The classroom is empty. It has been empty since June.

Дед is at the window. He is older now. How much older depends on how you count — from the first lesson, or from the article he once wrote in a magazine, a long time ago, about a daughter and a doctor and a small thing on a wrist.

The book is on Лиля's desk. She never came back for it. None of the children did. They grew up. They left. They are somewhere in the world now, doing things he will never see, carrying pieces of what he told them in ways he cannot predict.

The book has no title. The book has no author. The book belongs to the next person who sits down.

He looks out the window.

A porter is wheeling a cart across the square. Not the same porter. Not the same cart. The slip of paper on the crate is new. The phone that reads it is new. The route the porter walks is the same route every porter has walked since the square was paved.

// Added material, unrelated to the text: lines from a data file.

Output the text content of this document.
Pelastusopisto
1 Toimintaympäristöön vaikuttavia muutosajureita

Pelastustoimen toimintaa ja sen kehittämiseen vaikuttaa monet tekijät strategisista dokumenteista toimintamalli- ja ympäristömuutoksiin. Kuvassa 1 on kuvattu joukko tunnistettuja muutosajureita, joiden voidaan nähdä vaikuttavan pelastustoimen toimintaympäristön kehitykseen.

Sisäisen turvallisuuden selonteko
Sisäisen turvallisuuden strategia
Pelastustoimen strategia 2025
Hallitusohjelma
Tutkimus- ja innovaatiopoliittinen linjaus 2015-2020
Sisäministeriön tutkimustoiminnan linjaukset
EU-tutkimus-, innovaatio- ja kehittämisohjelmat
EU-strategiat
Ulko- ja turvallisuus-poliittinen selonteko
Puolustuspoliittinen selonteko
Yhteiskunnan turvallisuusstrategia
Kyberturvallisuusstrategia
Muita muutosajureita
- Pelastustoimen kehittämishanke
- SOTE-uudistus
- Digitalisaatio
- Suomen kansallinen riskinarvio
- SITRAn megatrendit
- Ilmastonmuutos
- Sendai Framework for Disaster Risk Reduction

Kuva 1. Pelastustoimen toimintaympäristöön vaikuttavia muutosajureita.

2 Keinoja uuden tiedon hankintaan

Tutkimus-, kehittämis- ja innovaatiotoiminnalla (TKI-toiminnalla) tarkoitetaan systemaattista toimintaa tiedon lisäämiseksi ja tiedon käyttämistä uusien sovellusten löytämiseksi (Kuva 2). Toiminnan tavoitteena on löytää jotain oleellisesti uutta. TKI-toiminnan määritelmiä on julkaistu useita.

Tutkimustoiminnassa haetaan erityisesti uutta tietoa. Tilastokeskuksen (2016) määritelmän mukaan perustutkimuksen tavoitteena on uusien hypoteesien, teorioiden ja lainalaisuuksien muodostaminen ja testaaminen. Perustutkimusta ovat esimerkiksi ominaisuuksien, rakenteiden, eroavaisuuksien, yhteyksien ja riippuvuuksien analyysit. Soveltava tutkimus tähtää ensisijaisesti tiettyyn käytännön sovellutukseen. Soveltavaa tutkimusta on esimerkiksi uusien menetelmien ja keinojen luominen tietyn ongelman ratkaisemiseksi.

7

Дед watches. He has seen many porters. He has seen many carts. He was the first to wonder whether the slip of paper could be read by something other than a person.

He turns from the window. He picks up his chalk. He puts it back down. There is no one to write for today.

He walks to the door. He stops. He looks back at the book on the desk.

It is still there. It will still be there tomorrow.

The author is everyone who found something useful inside.

He closes the door quietly, so as not to disturb the next lesson.


A different porter. A different cart. The same operation.